Lawyer who helped Netscape in Microsoft antitrust lawsuit is representing Epic in its battle with Apple
Kicking off in federal court today, the closely watched battle between the makers of Fortnite and Apple will include an attorney who is well known for her role in one of the seminal antitrust fights in tech history: U.S. v. Microsoft.
On the legal team for Epic Games is Christine Varney, the lawyer who represented Netscape in its antitrust suit against Microsoft in 2001. The Microsoft case ended with an initial judgment to break up the Redmond-based software giant, a decision which later was walked back under a 2002 settlement agreement.
Varney also was the U.S. assistant attorney general of the U.S. Department of Justice’s antitrust division in the Obama administration. In 2011, the Wall Street Journal characterized Varney tenure at the DOJ as willing to push antitrust cases but with a focus on the middle ground.
“In practice, Ms. Varney sought a middle road between those who wanted the Justice Department to challenge more deals as anticompetitive and those who said the market should be left largely to its own devices,” the paper published in a profile near the end of Varney’s time at the DOJ.
The Epic Games v. Apple antitrust fight focuses on Apple’s control of the App Store. Specifically, the case is centered on whether or not the company’s App Store is a monopoly that unfairly takes a 30% cut of all purchases within the store. Epic filed the lawsuit after Apple banned the popular game app Fortnite when Epic created a virtual currency purchase which bypassed Apple’s toll.
The New York Times reported that the trial could “upend the economics of the $100 billion app market” if Epic wins.
The Microsoft antitrust fight from the 1990s could be used in the Epic v.
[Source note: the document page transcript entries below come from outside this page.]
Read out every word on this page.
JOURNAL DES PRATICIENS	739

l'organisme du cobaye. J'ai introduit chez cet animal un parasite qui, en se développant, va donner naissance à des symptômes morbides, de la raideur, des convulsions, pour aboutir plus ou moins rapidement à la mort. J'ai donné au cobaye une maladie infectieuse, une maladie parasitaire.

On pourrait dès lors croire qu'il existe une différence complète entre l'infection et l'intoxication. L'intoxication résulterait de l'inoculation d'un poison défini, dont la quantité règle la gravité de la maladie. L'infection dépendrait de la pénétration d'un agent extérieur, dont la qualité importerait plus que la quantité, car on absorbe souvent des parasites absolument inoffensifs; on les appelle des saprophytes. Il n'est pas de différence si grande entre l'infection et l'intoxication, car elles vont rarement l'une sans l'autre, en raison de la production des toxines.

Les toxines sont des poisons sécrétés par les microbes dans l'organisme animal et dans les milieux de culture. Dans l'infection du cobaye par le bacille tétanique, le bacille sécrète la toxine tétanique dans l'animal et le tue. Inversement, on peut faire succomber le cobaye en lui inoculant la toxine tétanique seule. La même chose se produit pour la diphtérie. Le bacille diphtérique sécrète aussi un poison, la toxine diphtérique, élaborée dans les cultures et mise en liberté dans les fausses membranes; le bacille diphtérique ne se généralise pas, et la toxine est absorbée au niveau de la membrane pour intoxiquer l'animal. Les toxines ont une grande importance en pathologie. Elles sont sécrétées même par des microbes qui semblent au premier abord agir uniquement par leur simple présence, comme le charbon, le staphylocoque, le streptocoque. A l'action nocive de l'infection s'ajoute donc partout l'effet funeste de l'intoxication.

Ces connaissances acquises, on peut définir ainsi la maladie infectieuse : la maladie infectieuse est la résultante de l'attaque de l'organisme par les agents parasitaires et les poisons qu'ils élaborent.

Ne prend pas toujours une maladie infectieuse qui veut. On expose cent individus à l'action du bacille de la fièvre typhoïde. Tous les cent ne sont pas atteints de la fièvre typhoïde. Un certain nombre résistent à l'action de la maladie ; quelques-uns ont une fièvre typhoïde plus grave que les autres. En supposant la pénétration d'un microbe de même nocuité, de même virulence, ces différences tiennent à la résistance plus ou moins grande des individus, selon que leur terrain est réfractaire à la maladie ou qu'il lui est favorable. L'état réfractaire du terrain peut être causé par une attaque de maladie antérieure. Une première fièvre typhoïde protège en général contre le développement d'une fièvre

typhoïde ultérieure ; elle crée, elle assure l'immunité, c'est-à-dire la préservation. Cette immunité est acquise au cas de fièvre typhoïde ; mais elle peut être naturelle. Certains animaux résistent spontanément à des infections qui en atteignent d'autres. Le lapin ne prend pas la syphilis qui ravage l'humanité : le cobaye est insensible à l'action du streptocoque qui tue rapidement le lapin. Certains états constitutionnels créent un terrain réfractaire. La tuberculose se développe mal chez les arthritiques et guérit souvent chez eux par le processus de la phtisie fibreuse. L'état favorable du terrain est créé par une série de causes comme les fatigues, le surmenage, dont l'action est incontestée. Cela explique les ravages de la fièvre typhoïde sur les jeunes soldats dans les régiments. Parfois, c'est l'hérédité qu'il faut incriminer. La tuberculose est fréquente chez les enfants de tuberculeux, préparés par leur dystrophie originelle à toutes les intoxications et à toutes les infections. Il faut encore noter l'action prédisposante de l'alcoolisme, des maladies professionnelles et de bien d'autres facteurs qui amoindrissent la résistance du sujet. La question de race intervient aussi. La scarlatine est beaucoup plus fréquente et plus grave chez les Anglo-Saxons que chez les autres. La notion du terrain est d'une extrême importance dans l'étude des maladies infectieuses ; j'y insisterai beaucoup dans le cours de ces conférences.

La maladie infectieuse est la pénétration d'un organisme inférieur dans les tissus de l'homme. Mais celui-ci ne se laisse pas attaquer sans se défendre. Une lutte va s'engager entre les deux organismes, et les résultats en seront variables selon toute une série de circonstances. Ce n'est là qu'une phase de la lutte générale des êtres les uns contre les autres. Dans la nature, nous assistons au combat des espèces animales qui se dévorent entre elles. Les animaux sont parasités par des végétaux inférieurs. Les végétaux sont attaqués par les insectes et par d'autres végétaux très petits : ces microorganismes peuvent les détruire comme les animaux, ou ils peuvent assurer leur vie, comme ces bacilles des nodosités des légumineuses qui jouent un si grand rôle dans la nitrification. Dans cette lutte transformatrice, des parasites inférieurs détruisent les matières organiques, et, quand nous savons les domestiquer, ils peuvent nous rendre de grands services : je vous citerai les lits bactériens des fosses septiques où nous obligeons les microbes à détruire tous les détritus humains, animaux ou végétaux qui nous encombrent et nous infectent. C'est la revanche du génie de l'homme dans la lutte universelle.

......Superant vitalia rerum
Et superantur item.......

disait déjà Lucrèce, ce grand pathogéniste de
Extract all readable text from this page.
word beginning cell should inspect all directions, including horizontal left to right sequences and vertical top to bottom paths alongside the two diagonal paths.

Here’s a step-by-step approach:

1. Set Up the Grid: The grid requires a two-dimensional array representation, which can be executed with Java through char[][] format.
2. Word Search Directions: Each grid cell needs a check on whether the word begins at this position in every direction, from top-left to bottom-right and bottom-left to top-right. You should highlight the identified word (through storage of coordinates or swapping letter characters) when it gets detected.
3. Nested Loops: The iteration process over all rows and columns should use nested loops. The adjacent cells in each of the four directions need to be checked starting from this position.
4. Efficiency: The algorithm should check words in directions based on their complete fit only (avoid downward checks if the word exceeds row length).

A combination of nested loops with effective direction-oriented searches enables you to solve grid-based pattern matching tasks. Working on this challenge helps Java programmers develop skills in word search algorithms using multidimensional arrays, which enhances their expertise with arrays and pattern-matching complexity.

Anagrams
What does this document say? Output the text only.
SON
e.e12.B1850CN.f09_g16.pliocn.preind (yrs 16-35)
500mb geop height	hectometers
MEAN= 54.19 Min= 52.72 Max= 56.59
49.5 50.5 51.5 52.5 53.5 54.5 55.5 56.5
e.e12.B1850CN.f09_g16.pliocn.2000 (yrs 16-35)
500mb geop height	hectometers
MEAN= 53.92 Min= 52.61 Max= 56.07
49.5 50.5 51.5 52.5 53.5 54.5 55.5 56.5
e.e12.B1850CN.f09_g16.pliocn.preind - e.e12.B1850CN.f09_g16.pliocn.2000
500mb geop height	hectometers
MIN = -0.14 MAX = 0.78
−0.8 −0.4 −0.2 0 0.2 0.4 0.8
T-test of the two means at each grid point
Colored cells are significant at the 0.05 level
Apple lawsuit, Recode reported, noting that Epic will likely reference the DoJ’s campaign against Microsoft.
Last year, Microsoft President Brad Smith called for more scrutiny on app store policies imposed by its competitors such as Apple and Google.
“They impose requirements that increasingly say there’s only one way to get on to our platform, and that is to go through the gate that we ourselves have created,” Smith said in an interview with Politico.
While Microsoft can relate to Apple’s position, given its antitrust battle nearly two decades ago that investigated how the company bundled Internet Explorer with its Windows operating system, Smith said today’s smartphone app stores are different.
“Increasingly you’re seeing app stores that have created higher walls and far more formidable gates to access to other applications than anything that existed in the industry 20 years ago,” said Smith, who joined Microsoft in 1993.
Derrick Morton, CEO of Seattle gaming startup FlowPlay, said the Epic v. Apple lawsuit could prove to be a massive pivot point for mobile gaming.
“The current App Store system caters to developers with the most money to spend,” he said in a statement. “It extorts developers into paying nearly one-third of their revenue solely to gain access to consumers. And it severely reduces the ability of the developer to get creative in the marketing and presentation of the product they have worked so hard to create.”
Apple’s legal defense will assert, among other things, the App Store can’t be a monopoly given that Apple’s operating system has fewer users worldwide than Google’s Android. It will also argue that Apple does not have a monopoly of the entire gaming market.
This isn’t Apple’s only antitrust fight regarding the App Store. It currently is battling EU regulators over its 30% toll for Spotify and UK and Australian consumer advocates over similar claims.